We can break the ENSO (a cycle of sea surface temperatures in the central pacific), up into 3 distinct phases. El Nino, which is characterized by 5 or more periods (1 period is defined as a spell of 3 months), during which sea surface temperatures extending westwards from Peru into the central and western Pacific, are warmer than average. ENSO neutral is, near normal temps and La Nina is a colder than average temperatures in the mentioned region.
Winter 2017 U.S By Location Forecast
Whether a La Nina, El Nino or ENSO neutral is in place, all 3 have very distinct, different affects on the weather, especially for equatorial regions, an EL Nino dries out Australia and increases precipitation rates in Peru and the Pacific Ocean, whereas La Nina causes increased rainfall in Australia and decreases precipitation rates near Peru and the Pacific Ocean. These patterns, no doubt, also have massive affects on the northern hemisphere jet stream, so is a major determining factor for winter weather in the United States, Canada and the UK and Ireland.
For the United States & Canada
Like Winter 2016/17 when a weak La Nina was in place during the start of the winter, which fizzled out later on, the north west was favored for snowfall, with some upland regions experiencing a heck of a lot more snowfall than you’d usually expect. Partly due to blame is of course the La Nina, which in theory increased the amount of high pressure further east, meaning the east coast of the U.S didn’t quite see as much snowfall as we were expecting. The strength of the “North East Pacific High” largely determines winter weather in the US.
La Nina, weakens the strength of this high pressure system, allowing Arctic air to feed into western Canada and north western states of the US, like Montana, Idaho etc. El Nino, strengthens the polar jet stream and allows parts of the “polar vortex” (not the whole thing, the polar vortex core always remains in situ, just “parts” of it sink south), to head into north eastern US & Canada, like we saw in 2014-15 during which time a weak to moderate El Nino was in place. When things go to the extreme, things often change regarding the resultant weather patterns. The El Nino that developed during winter 2015-16 was exceptional and, one of the two strongest on record. This often goes “above and beyond” in terms of strengthening the nor’easters, meaning they are so “big” that they start on the east coast and finish over the British Isles.
We can not just rely on ENSO to gauge a winter forecast. Lots of other factors like solar activity, northern hemisphere snow cover extent, etc, need to be taken into consideration. Using ENSO alone is not enough to “judge” the atmosphere. Lets get into it then. For Winter 2017/18, long range forecasting models are now trending towards the La Nina side of ENSO.
The resultant weather pattern meant that 2015-16 actually wasn’t a beast of a winter, like many thought (although there were a few potent nor’easters), as the USA El Nino pattern grew so large due to the record breaking El Nino that it covered almost the entire northern hemisphere.

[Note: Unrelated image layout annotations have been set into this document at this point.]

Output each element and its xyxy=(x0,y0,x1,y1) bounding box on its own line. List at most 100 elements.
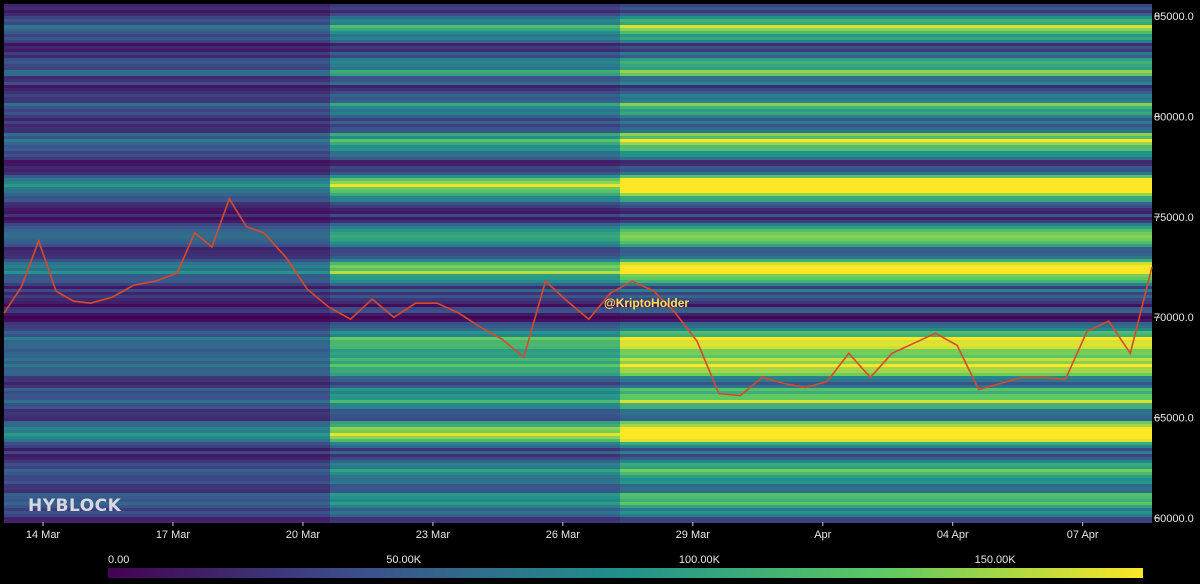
heat-cell xyxy=(330,31,620,34)
heat-cell xyxy=(330,418,620,421)
heat-cell xyxy=(330,220,620,223)
heat-cell xyxy=(4,259,330,262)
heat-cell xyxy=(330,10,620,13)
heat-cell xyxy=(620,211,1152,214)
heat-cell xyxy=(4,502,330,505)
heat-cell xyxy=(620,67,1152,70)
heat-cell xyxy=(330,403,620,406)
heat-cell xyxy=(330,454,620,457)
heat-cell xyxy=(330,496,620,499)
heat-cell xyxy=(4,37,330,40)
heat-cell xyxy=(4,121,330,124)
heat-cell xyxy=(620,235,1152,238)
heat-cell xyxy=(4,49,330,52)
heat-cell xyxy=(330,217,620,220)
heat-cell xyxy=(4,520,330,523)
heat-cell xyxy=(4,154,330,157)
heat-cell xyxy=(620,511,1152,514)
heat-cell xyxy=(620,220,1152,223)
heat-cell xyxy=(330,244,620,247)
heat-cell xyxy=(620,208,1152,211)
heat-cell xyxy=(4,409,330,412)
heat-cell xyxy=(620,19,1152,22)
heat-cell xyxy=(330,133,620,136)
heat-cell xyxy=(330,421,620,424)
heat-cell xyxy=(330,232,620,235)
heat-cell xyxy=(620,193,1152,196)
heat-cell xyxy=(330,142,620,145)
heat-cell xyxy=(4,430,330,433)
heat-cell xyxy=(4,463,330,466)
heat-cell xyxy=(4,133,330,136)
heat-cell xyxy=(330,250,620,253)
heat-cell xyxy=(620,274,1152,277)
heat-cell xyxy=(330,43,620,46)
heat-cell xyxy=(330,304,620,307)
heat-cell xyxy=(620,265,1152,268)
heat-cell xyxy=(620,94,1152,97)
heat-cell xyxy=(330,475,620,478)
heat-cell xyxy=(4,268,330,271)
heat-cell xyxy=(620,163,1152,166)
heat-cell xyxy=(4,130,330,133)
heat-cell xyxy=(4,34,330,37)
colorbar-gradient xyxy=(108,568,1143,578)
heat-cell xyxy=(330,85,620,88)
y-tick-label: 75000.0 xyxy=(1154,212,1194,224)
heat-cell xyxy=(330,379,620,382)
heat-cell xyxy=(620,490,1152,493)
heat-cell xyxy=(330,307,620,310)
heat-cell xyxy=(330,46,620,49)
heat-cell xyxy=(4,379,330,382)
heat-cell xyxy=(620,34,1152,37)
heat-cell xyxy=(4,310,330,313)
heat-cell xyxy=(620,16,1152,19)
heat-cell xyxy=(4,433,330,436)
heat-cell xyxy=(330,34,620,37)
heat-cell xyxy=(4,454,330,457)
heat-cell xyxy=(620,118,1152,121)
watermark-label: @KriptoHolder xyxy=(604,296,689,310)
heat-cell xyxy=(330,451,620,454)
heat-cell xyxy=(4,499,330,502)
y-tick-label: 85000.0 xyxy=(1154,11,1194,23)
heat-cell xyxy=(4,307,330,310)
heat-cell xyxy=(4,325,330,328)
x-tick-label: 26 Mar xyxy=(546,529,581,541)
heat-cell xyxy=(620,49,1152,52)
x-axis: 14 Mar 17 Mar 20 Mar 23 Mar 26 Mar 29 Mar Apr 0… xyxy=(26,522,1099,541)
heat-cell xyxy=(330,196,620,199)
heat-cell xyxy=(620,154,1152,157)
heat-cell xyxy=(620,322,1152,325)
heat-cell xyxy=(330,58,620,61)
heat-cell xyxy=(620,97,1152,100)
heat-cell xyxy=(330,181,620,184)
heat-cell xyxy=(4,346,330,349)
heat-cell xyxy=(620,22,1152,25)
heat-cell xyxy=(330,88,620,91)
heat-cell xyxy=(330,154,620,157)
heat-cell xyxy=(4,304,330,307)
heat-cell xyxy=(620,4,1152,7)
heat-cell xyxy=(4,205,330,208)
heat-cell xyxy=(4,472,330,475)
heat-cell xyxy=(620,157,1152,160)
heat-cell xyxy=(620,178,1152,181)
heat-cell xyxy=(4,415,330,418)
heat-cell xyxy=(330,268,620,271)
colorbar-tick-label: 100.00K xyxy=(679,554,721,566)
heat-cell xyxy=(330,190,620,193)
heat-cell xyxy=(4,238,330,241)
heat-cell xyxy=(4,94,330,97)
heat-cell xyxy=(4,139,330,142)
heat-cell xyxy=(620,271,1152,274)
heat-cell xyxy=(4,178,330,181)
heat-cell xyxy=(330,481,620,484)
heat-cell xyxy=(330,493,620,496)
heat-cell xyxy=(4,199,330,202)
heat-cell xyxy=(620,283,1152,286)
heat-cell xyxy=(330,19,620,22)
heat-cell xyxy=(330,259,620,262)
heat-cell xyxy=(4,4,330,7)
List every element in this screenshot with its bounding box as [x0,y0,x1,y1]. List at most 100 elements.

La Nina increasing in strength over Summer 2017:
But what about this winter 2017-18, La Nina?
As you can see from the graph below, temperatures are forecast to slide away in the ENSO (El Nina/La Nina), region and a La Nina could well be designated later in the year. La Nina is known for bringing a potent winter to the north west so, like last year, I expect this region could well be affected by above average snowfall and below average temperatures, in fact we have already seen some significant falls above 4,000ft. It’s a little more complicated for central, lakes & eastern regions. Although it is well too early to issue any sort of forecast, I suspect this La Nina could promote some dry weather, for the North East, but I expect the strongest week to week variation to occur here with the potential for some notable blizzards. It may sound vague, however long range forecasting is a tough & uncertain field, never are long range forecasts 100% accurate.
What about the UK & Ireland?
A La Nina is certainly better news for snow and cold weather in this region, ENSO implications are much weaker here, in comparison to the United States, however combined with the QBO (set of winds in the upper atmosphere), trending towards it’s negative (easterly) phase, then I suspect the word “snow” could (potentially), be used a little more often this winter than the previous 4. We shall see what happens for the Winter 2017-2018 forecast.